To learn more about these findings, go to:

What are the information needs of your audience?

What information does your audience already have? What information do they want? How does your audience prefer to get information from you (online, in hard copy, or by oral presentations)?

One of the best ways to learn your audience’s information needs is to ask them. Several organizations that used the Communication Materials conducted brief surveys or talked with their employees and members to find out what people wanted to know and how they wanted to receive it. Many organizations that thought they knew their audiences well were surprised by what they learned.

Download an Employee / Member Survey. Distribute this survey to your employees or members to better understand their information needs.

What you need to know to develop your goals

What are your organization’s goals for a communication campaign built around the Communication Toolkit? What specific actions do you want your audience to take, or what behavioral changes would you like to see? What do they need to do to make these changes?

To move towards these big-picture goals, start by answering the following questions.

How do the Communication Materials fit with your other communications and benefits strategies?

Consider how the Communication Materials relate to and can build on current or planned health care messaging with employees. For example, one major purchaser of health benefits regarded the Communication Materials as a way to reinforce existing communications about the importance of being an engaged health care consumer in a branded action plan called “Be Well and Well Informed.” To learn more about how the Communication Materials have been adapted, go to Users’ Stories.

What do you want your audience to know about their health and health care?

Your goals may be related to recent or upcoming changes in your benefits plan, programs you are trying to promote (such as support with disease management), or health issues that are prevalent in your audience. Think about what your audience knows now and what misconceptions you need to address.

What can you do to support your audience?

It’s difficult for people to make changes in their behavior, particularly when you are asking them to do hard and unfamiliar things. Consider ways you can encourage and support changes. Possibilities include providing links to reliable, trustworthy health information or holding seminars to walk people through comparative quality information on local providers.

What has been your experience with different communication formats and channels?

Because the concepts and information in the Communication Materials may be new to your audience, using effective, trusted media and communication formats and channels is particularly important.

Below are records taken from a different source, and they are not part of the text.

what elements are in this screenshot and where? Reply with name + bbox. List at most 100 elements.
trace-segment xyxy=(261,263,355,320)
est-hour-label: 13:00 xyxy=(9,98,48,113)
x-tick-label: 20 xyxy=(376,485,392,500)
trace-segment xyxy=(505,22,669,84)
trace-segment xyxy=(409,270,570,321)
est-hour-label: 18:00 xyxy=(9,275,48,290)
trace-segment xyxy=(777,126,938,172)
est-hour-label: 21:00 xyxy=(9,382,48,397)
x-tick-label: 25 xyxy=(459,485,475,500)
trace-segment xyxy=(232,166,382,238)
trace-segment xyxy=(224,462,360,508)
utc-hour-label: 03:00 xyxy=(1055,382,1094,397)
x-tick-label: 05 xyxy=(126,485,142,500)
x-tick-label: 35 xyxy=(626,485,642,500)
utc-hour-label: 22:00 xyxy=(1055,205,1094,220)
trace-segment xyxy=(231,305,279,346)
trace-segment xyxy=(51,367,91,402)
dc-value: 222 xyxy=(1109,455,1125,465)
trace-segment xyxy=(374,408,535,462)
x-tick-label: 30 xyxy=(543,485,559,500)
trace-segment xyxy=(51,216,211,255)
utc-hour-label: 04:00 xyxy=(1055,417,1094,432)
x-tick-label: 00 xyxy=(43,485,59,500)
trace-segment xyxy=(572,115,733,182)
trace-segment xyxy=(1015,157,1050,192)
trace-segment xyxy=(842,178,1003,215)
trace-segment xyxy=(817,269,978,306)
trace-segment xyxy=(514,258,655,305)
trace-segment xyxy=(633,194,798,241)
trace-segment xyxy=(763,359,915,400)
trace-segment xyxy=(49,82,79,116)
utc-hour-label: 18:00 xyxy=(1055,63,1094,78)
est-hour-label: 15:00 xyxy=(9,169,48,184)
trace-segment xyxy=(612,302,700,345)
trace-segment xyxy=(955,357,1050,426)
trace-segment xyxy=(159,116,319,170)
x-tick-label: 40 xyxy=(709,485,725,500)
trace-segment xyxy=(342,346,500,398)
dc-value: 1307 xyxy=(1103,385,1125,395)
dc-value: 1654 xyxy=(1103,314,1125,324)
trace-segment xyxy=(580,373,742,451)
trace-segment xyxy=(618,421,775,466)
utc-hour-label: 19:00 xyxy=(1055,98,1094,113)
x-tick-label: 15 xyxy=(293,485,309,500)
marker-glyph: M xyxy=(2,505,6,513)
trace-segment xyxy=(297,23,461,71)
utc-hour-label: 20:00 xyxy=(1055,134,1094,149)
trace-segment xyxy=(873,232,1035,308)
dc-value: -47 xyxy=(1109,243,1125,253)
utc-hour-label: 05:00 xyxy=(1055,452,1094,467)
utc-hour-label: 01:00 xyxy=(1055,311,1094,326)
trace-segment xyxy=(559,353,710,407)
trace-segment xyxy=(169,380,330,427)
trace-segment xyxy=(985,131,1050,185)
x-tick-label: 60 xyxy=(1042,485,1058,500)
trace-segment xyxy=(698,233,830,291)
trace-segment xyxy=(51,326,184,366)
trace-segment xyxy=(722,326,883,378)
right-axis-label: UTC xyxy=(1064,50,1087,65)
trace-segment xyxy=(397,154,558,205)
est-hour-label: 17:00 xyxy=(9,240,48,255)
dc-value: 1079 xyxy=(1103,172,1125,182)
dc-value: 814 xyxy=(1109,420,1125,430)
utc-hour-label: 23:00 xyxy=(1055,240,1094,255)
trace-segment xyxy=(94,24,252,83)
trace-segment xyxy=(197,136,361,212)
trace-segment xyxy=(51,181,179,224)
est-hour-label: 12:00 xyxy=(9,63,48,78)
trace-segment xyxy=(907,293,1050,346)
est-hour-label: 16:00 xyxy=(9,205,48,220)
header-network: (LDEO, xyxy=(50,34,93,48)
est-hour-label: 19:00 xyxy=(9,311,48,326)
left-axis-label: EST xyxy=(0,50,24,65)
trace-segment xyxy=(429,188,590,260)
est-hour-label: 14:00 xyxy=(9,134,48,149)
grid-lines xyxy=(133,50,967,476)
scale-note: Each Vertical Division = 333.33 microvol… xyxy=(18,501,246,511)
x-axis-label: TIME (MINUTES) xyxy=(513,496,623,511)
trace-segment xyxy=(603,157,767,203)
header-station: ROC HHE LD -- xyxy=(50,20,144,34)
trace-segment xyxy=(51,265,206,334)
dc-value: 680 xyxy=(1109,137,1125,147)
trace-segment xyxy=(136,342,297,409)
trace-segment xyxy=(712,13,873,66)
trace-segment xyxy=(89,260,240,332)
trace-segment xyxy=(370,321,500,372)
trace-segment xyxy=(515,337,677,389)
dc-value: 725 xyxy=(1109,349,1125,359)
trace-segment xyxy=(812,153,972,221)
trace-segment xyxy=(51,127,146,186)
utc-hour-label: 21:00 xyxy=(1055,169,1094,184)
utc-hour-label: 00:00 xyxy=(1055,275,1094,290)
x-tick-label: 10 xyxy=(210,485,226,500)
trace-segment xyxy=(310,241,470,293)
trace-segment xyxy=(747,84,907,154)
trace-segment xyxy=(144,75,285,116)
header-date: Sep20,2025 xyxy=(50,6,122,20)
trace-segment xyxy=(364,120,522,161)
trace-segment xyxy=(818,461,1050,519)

 What challenges can you anticipate?

What are the barriers to the changes in knowledge or behavior you want to see? How do you expect your messages to be perceived by your audience? For example, one health plan that used the Toolkit recognized that getting beyond the skepticism of its members was a critical component of their communication strategy.

What can you do to facilitate changes in knowledge and behavior?

Consider how you can have an impact on barriers by creating incentives (for example, financial incentives such as eliminating co-payments for primary care visits and increasing them for certain ER visits).

What results do you anticipate?

If people make the changes you ask for, what do you hope will happen? What are the expected benefits to your employees or members? What are the expected benefits to your organization? Be clear about anticipated outcomes and benefits to establish trust with your audience. Outlining your anticipated results also helps you set incremental goals to track progress and assess whether you are moving in the right direction.